From talking toilets to robot restaurants and, of course, up-to-the-minute consumer gadgets, the city represents a culture that is hyper-connected yet strangely isolated. Matthew Pillsbury captures the city’s manic pace through long exposures that transform bustling pedestrians into blurs on the urban landscape.

…With an assistant, Pillsbury placed his tripod in the middle of parks and other public spaces, frequently shielding his camera from jostling by pedestrians. His exposures last a few seconds to 30 minutes, soaking up the saturated beauty and frenetic pace of the city.

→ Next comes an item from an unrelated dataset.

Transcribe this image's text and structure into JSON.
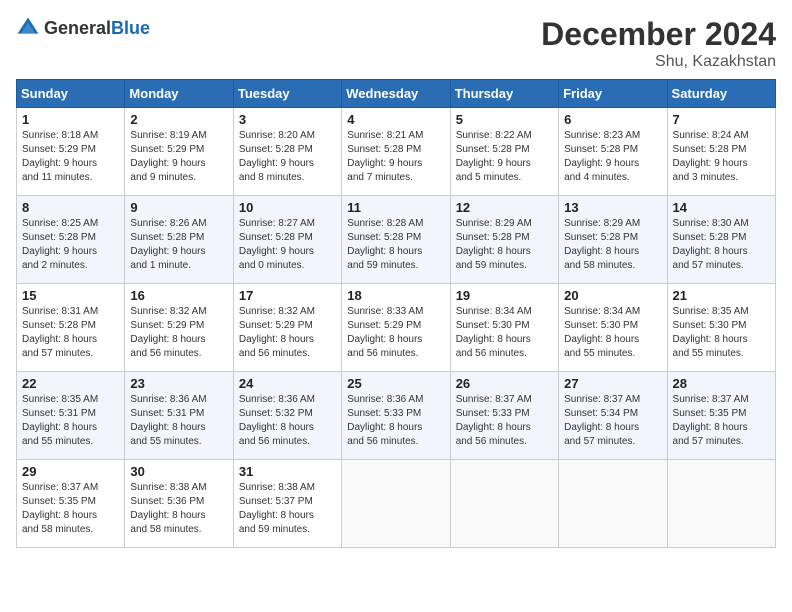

…The photographer had previously shot only in black and white, but Tokyo’s vibrant hues compelled him to work in color as well.  “As I was researching the places in Tokyo it became apparent to me that some of the locations had to be in color,” he says. “The cup noodle museum and the robot restaurant needed to be in color as did many of the cherry photographs.”

…Pillsbury is fascinated with technological innovation and social isolation, and hopes his series prompts people to ponder the role technology plays in current culture. “I hope that my photographs encourage people to ask these questions,” he says, “and examine the role that it plays in their lives.”

Images from Tokyo and other work by Pillsbury is currently on display at Jackson Fine Art in Atlanta until May 8.